Kanatlı Yolcu: Albatros | Şiir İncelemesi

Editör:
Deniz Filiz
spot_img

19. Yüzyıl Fransız şairi ve sanat eleştirmeni olan Charles Pierre Baudelaire‘in ilk şiir kitabı olan Kötülük Çiçekleri (Les Fleurs du Mal) aynı zamanda şairin en önemli eseridir. 1857 yılında bu kitabı yayınladıktan sonra içerisindeki bazı şiirlerden dolayı toplum ahlakını bozma, ahlakı hiçe saymakla suçlanan şair para cezasına çarptırılmış ve kitabında bulunan 6 şiir 1949 yılına kadar Fransa’da yasaklanmıştır.
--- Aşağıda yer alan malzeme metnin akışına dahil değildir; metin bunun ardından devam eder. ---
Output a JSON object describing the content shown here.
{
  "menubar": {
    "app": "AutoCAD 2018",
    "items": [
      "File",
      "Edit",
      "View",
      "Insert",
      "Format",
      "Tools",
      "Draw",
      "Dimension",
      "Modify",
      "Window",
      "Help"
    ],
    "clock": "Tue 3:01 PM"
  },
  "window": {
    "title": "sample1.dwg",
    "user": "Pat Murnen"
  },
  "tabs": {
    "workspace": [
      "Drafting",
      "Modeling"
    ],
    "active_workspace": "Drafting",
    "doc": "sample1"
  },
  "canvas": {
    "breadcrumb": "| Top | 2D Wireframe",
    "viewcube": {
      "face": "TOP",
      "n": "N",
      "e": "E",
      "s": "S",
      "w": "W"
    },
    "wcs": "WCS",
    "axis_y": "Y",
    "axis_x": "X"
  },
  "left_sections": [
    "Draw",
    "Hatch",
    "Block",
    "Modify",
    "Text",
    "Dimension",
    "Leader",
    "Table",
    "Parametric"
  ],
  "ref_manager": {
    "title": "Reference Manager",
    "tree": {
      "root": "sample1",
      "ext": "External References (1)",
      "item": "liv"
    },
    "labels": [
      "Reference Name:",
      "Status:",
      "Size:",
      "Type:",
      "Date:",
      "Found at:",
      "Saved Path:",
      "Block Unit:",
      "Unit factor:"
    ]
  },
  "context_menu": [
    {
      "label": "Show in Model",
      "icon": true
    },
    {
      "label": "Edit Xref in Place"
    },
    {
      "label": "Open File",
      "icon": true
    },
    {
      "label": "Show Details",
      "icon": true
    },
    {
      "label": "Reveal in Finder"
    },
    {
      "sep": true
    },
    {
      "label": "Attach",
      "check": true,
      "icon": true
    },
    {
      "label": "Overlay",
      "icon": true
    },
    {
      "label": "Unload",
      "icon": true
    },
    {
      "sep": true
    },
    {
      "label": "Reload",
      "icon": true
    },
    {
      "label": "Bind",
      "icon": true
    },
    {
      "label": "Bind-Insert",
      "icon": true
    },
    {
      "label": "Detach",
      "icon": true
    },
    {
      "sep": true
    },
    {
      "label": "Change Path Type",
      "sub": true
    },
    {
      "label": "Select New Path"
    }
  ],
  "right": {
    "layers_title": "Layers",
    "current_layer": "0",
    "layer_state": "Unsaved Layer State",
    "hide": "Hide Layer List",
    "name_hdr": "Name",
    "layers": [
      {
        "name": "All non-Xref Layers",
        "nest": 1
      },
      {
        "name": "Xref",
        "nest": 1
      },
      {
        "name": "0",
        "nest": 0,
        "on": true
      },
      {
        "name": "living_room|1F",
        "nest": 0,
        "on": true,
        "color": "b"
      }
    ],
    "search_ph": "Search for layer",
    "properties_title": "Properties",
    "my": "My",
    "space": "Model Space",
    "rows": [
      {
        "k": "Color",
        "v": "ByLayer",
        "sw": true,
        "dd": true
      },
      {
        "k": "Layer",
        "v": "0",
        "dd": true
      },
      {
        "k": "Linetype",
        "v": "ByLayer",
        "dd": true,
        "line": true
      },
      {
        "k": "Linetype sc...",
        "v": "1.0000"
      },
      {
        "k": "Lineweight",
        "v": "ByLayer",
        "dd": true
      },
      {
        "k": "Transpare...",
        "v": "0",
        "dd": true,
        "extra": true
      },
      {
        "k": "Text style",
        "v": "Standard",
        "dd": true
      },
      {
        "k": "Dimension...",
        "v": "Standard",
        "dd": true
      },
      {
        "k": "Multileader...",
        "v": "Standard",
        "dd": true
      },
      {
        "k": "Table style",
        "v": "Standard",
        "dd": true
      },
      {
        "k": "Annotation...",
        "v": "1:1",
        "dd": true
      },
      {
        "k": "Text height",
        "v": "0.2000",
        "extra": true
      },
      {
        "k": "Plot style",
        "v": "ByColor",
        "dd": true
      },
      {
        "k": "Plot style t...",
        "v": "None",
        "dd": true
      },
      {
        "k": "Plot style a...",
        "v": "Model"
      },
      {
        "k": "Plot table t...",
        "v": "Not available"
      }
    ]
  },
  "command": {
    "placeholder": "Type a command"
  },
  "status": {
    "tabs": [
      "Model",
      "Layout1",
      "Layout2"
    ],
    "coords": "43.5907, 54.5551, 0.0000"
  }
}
Lirik bir söyleyişin hakim olduğu bu yapıttan bugün Albatros adlı şiiri sizler için inceledik. İlk Albatros çevirisi Safahat-i Şiir ve Fikir mecmuasında Şahabettin Süleyman tarafından yayımlanmıştır. İlerleyen yıllarda da birçok çevirisi ve basımı bulunan bu eseri biz, Erdoğan Alkan tarafından yapılan çevirisiyle sizlere sunuyoruz. Keyifli okumalar!

ALBATROS
Sık sık, eğlenmek için, acımasız tayfalar 

Yakalar kanadından bu deniz kuşlarını,

  Ürkütücü sularda gemileri izleyen  

 Yolcuların yıllardır dost arkadaşlarını.

Şiirde başlığından da anlaşıldığı üzere ana karakter bir deniz kuşu olan Albatros’dur. Kanatlarını açtığında yaklaşık dört metreyi bulan bu büyük kuşun adeta bir tavuk kadar ufak olan gövdesi kanatlarıyla tezat oluşturmaktadır. Açık denizlerde hiç durmadan yıllarca uçabiliyor olmasından gemide uzun zaman yol alan tayfaların eğlence aracı haline gelmektedir. Şair de ilk ve ikinci dörtlükte deniz tayfalarının Albatros ile ilişkilerinden bahseder. Tayfalar, eğlence uğruna Albatros kuşuna zarar verir, onu yaralarlar. Albatros’un, karanlık ve ürkütücü sularda yol alanlara yıllardır dostluk yaptığı anlatılırken sırf eğlence için tayfaların kuşa zarar vermeleri okuyucuya salt kötülüğü ve acımasızlık duygusunu sezdirir.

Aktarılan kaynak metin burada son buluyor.